祁怀毅毫不犹豫地摇头道:“让前辈失望了,我都说那些天枯燥得要死,除了魂兽还是魂兽,一个什么鬼影都没见到过。”
瞿夜南不置可否地笑了笑没有说话,季浮子却是开口了:“那看来,今日的调查也就只能到此为止了,一个月的等待就得出这么一个结论还真是让人有些遗憾。不过这些天,我一直在考虑一个问题,据说祁小友最早出现是五月前,还对阴蜮海都不熟悉,怎么却成为了寒岛主的义子了呢?”
“季浮子,你管得可真宽,连我母子的名分你都要质疑?”寒白衣声音越发清冷,仿佛隆冬寒风,侵入骨髓。
季浮子那三寸胡须诡异地颤动了下:“寒岛主,鄙人也是公事公办,如若祁小友和寒岛主的母子名分是最近刚确定的,就不得不让鄙人有其他的想法了。”

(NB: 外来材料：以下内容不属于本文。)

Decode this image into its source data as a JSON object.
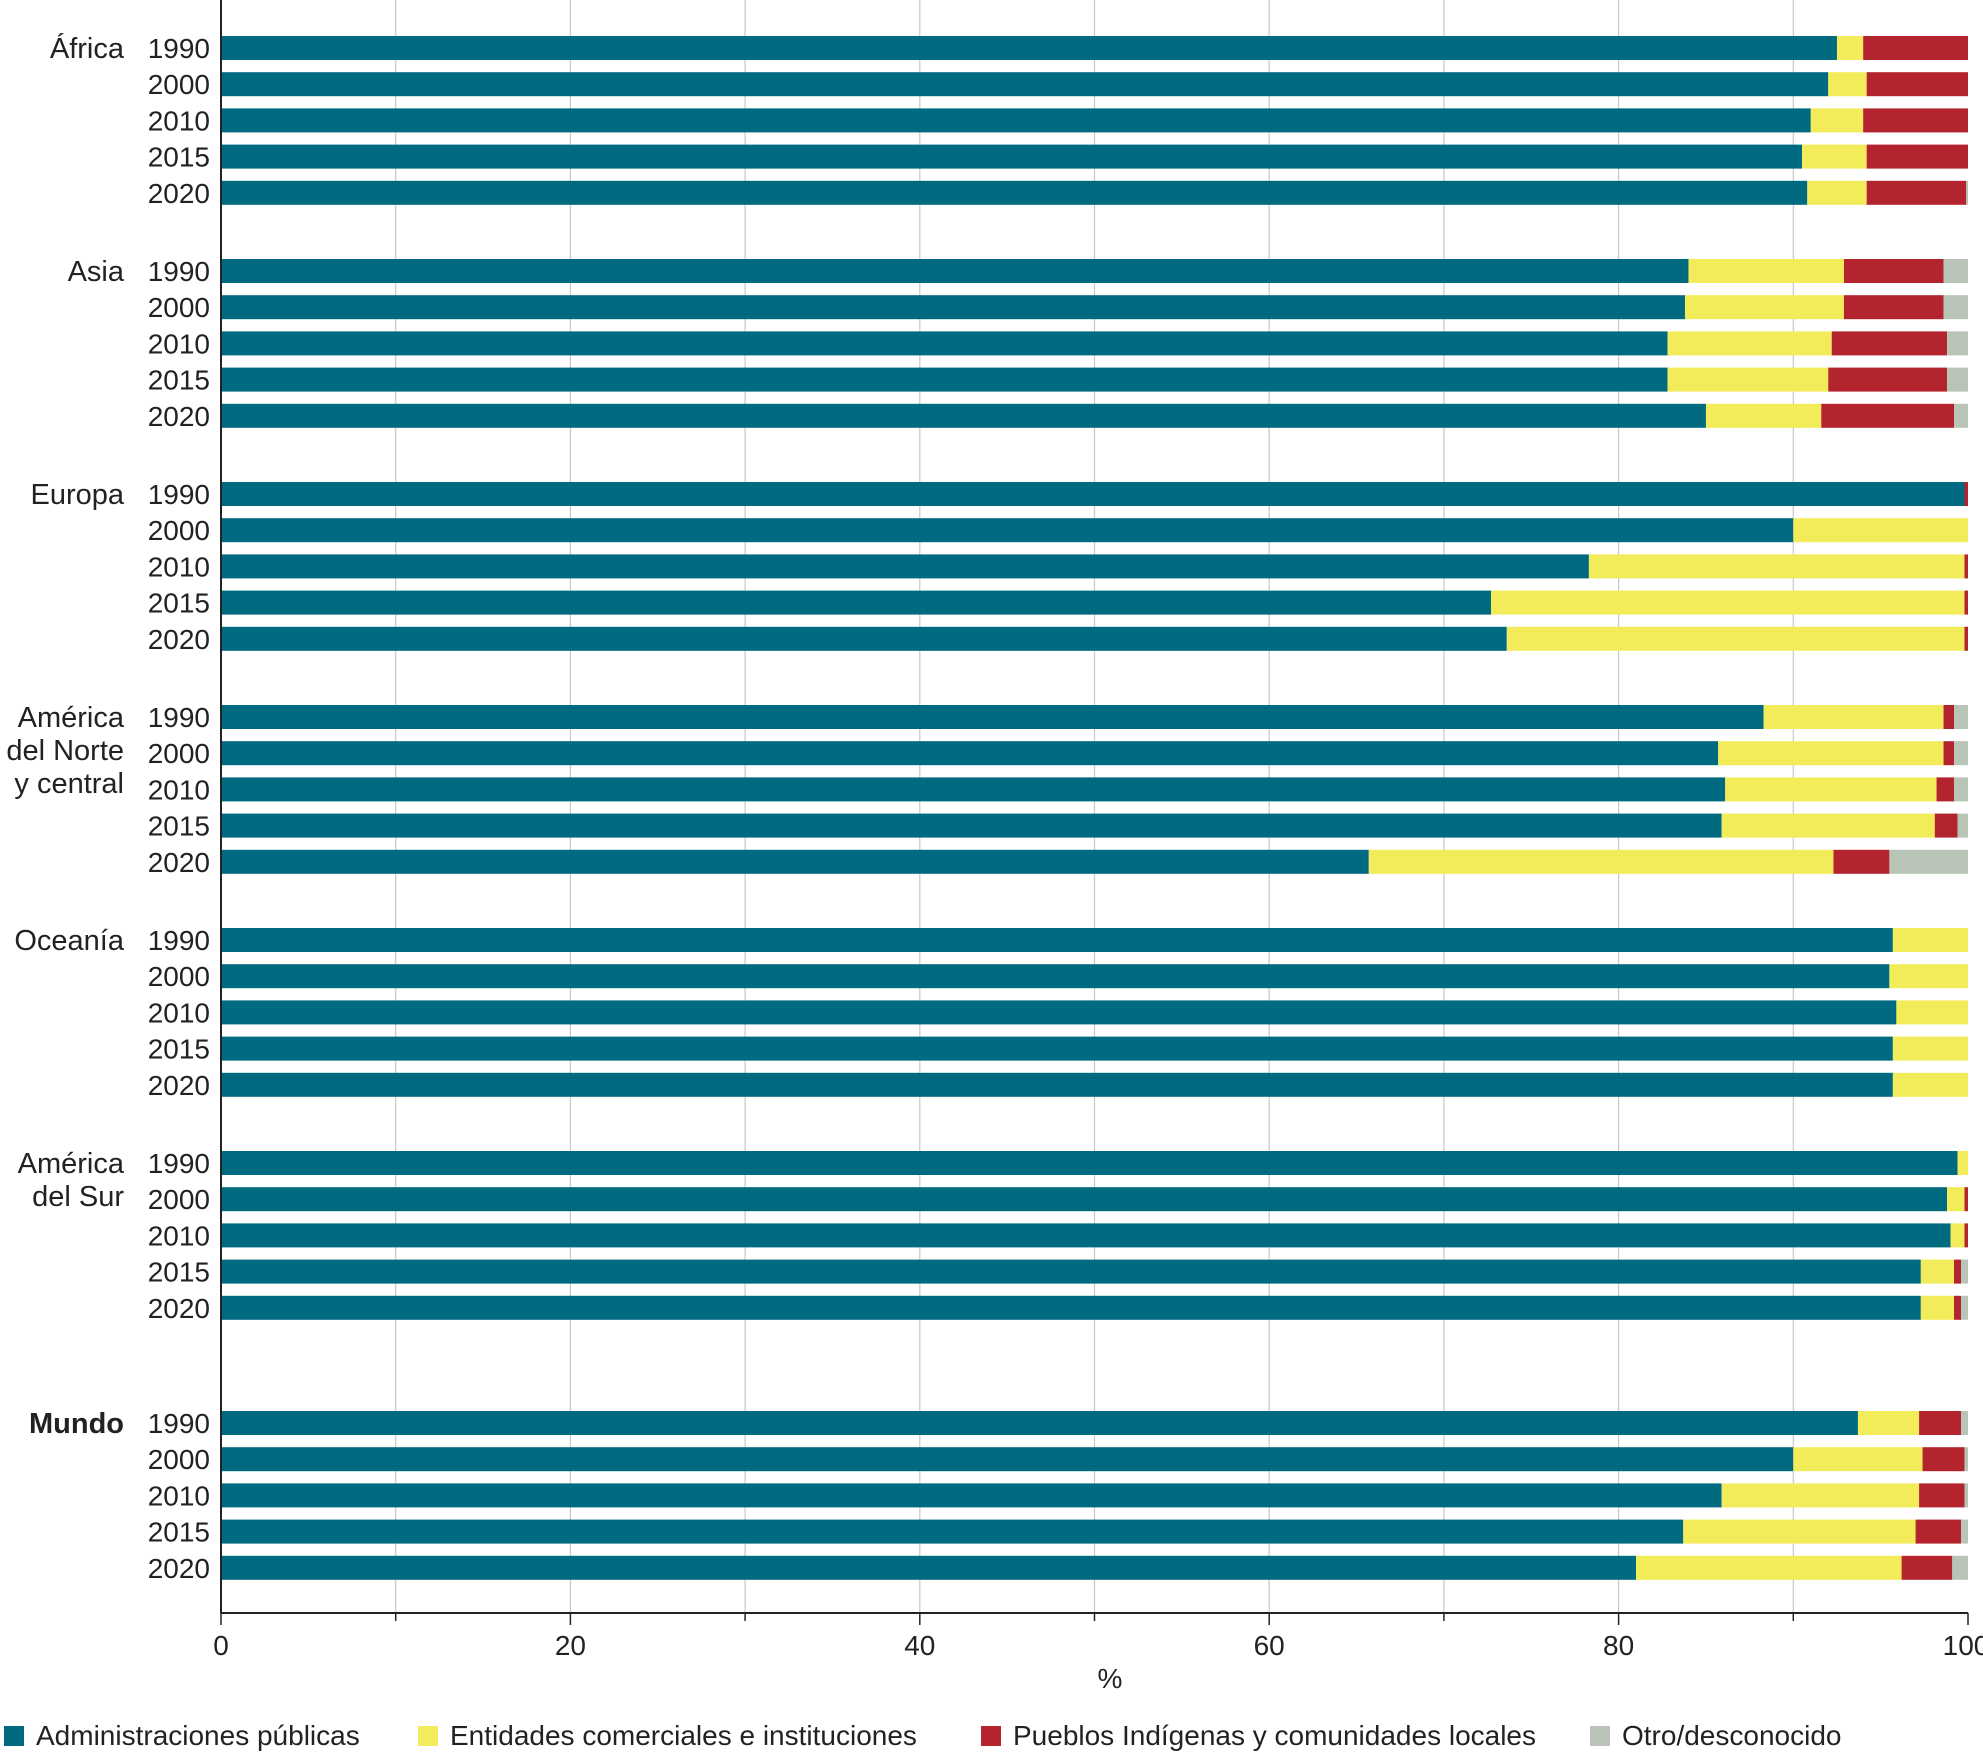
{
  "chart_data": {
    "type": "bar",
    "orientation": "horizontal",
    "stacked": true,
    "xlabel": "%",
    "xlim": [
      0,
      100
    ],
    "x_ticks": [
      "0",
      "20",
      "40",
      "60",
      "80",
      "100"
    ],
    "grid": "vertical gridlines every 10",
    "legend_position": "bottom",
    "colors": {
      "Administraciones públicas": "#006b80",
      "Entidades comerciales e instituciones": "#f2ec5a",
      "Pueblos Indígenas y comunidades locales": "#b3242f",
      "Otro/desconocido": "#b8c4b6"
    },
    "series_names": [
      "Administraciones públicas",
      "Entidades comerciales e instituciones",
      "Pueblos Indígenas y comunidades locales",
      "Otro/desconocido"
    ],
    "groups": [
      {
        "region_lines": [
          "África"
        ],
        "bold": false,
        "rows": [
          {
            "year": "1990",
            "values": [
              92.5,
              1.5,
              6.0,
              0.0
            ]
          },
          {
            "year": "2000",
            "values": [
              92.0,
              2.2,
              5.8,
              0.0
            ]
          },
          {
            "year": "2010",
            "values": [
              91.0,
              3.0,
              6.0,
              0.0
            ]
          },
          {
            "year": "2015",
            "values": [
              90.5,
              3.7,
              5.8,
              0.0
            ]
          },
          {
            "year": "2020",
            "values": [
              90.8,
              3.4,
              5.7,
              0.1
            ]
          }
        ]
      },
      {
        "region_lines": [
          "Asia"
        ],
        "bold": false,
        "rows": [
          {
            "year": "1990",
            "values": [
              84.0,
              8.9,
              5.7,
              1.4
            ]
          },
          {
            "year": "2000",
            "values": [
              83.8,
              9.1,
              5.7,
              1.4
            ]
          },
          {
            "year": "2010",
            "values": [
              82.8,
              9.4,
              6.6,
              1.2
            ]
          },
          {
            "year": "2015",
            "values": [
              82.8,
              9.2,
              6.8,
              1.2
            ]
          },
          {
            "year": "2020",
            "values": [
              85.0,
              6.6,
              7.6,
              0.8
            ]
          }
        ]
      },
      {
        "region_lines": [
          "Europa"
        ],
        "bold": false,
        "rows": [
          {
            "year": "1990",
            "values": [
              99.8,
              0.0,
              0.2,
              0.0
            ]
          },
          {
            "year": "2000",
            "values": [
              90.0,
              10.0,
              0.0,
              0.0
            ]
          },
          {
            "year": "2010",
            "values": [
              78.3,
              21.5,
              0.2,
              0.0
            ]
          },
          {
            "year": "2015",
            "values": [
              72.7,
              27.1,
              0.2,
              0.0
            ]
          },
          {
            "year": "2020",
            "values": [
              73.6,
              26.2,
              0.2,
              0.0
            ]
          }
        ]
      },
      {
        "region_lines": [
          "América",
          "del Norte",
          "y central"
        ],
        "bold": false,
        "rows": [
          {
            "year": "1990",
            "values": [
              88.3,
              10.3,
              0.6,
              0.8
            ]
          },
          {
            "year": "2000",
            "values": [
              85.7,
              12.9,
              0.6,
              0.8
            ]
          },
          {
            "year": "2010",
            "values": [
              86.1,
              12.1,
              1.0,
              0.8
            ]
          },
          {
            "year": "2015",
            "values": [
              85.9,
              12.2,
              1.3,
              0.6
            ]
          },
          {
            "year": "2020",
            "values": [
              65.7,
              26.6,
              3.2,
              4.5
            ]
          }
        ]
      },
      {
        "region_lines": [
          "Oceanía"
        ],
        "bold": false,
        "rows": [
          {
            "year": "1990",
            "values": [
              95.7,
              4.3,
              0.0,
              0.0
            ]
          },
          {
            "year": "2000",
            "values": [
              95.5,
              4.5,
              0.0,
              0.0
            ]
          },
          {
            "year": "2010",
            "values": [
              95.9,
              4.1,
              0.0,
              0.0
            ]
          },
          {
            "year": "2015",
            "values": [
              95.7,
              4.3,
              0.0,
              0.0
            ]
          },
          {
            "year": "2020",
            "values": [
              95.7,
              4.3,
              0.0,
              0.0
            ]
          }
        ]
      },
      {
        "region_lines": [
          "América",
          "del Sur"
        ],
        "bold": false,
        "rows": [
          {
            "year": "1990",
            "values": [
              99.4,
              0.6,
              0.0,
              0.0
            ]
          },
          {
            "year": "2000",
            "values": [
              98.8,
              1.0,
              0.2,
              0.0
            ]
          },
          {
            "year": "2010",
            "values": [
              99.0,
              0.8,
              0.2,
              0.0
            ]
          },
          {
            "year": "2015",
            "values": [
              97.3,
              1.9,
              0.4,
              0.4
            ]
          },
          {
            "year": "2020",
            "values": [
              97.3,
              1.9,
              0.4,
              0.4
            ]
          }
        ]
      },
      {
        "region_lines": [
          "Mundo"
        ],
        "bold": true,
        "rows": [
          {
            "year": "1990",
            "values": [
              93.7,
              3.5,
              2.4,
              0.4
            ]
          },
          {
            "year": "2000",
            "values": [
              90.0,
              7.4,
              2.4,
              0.2
            ]
          },
          {
            "year": "2010",
            "values": [
              85.9,
              11.3,
              2.6,
              0.2
            ]
          },
          {
            "year": "2015",
            "values": [
              83.7,
              13.3,
              2.6,
              0.4
            ]
          },
          {
            "year": "2020",
            "values": [
              81.0,
              15.2,
              2.9,
              0.9
            ]
          }
        ]
      }
    ]
  }
}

寒白衣目光渐渐泛冷,而在另外一边,莫不休已经捏住了指诀,一旦寒白衣动手,那么今天务必将二人全部留下!
而修为达到帝阶的季浮子和瞿夜南,又如何能感觉不到寒白衣那外露的杀气呢?不过艺高人胆大,两人都不认为自己会无法突围。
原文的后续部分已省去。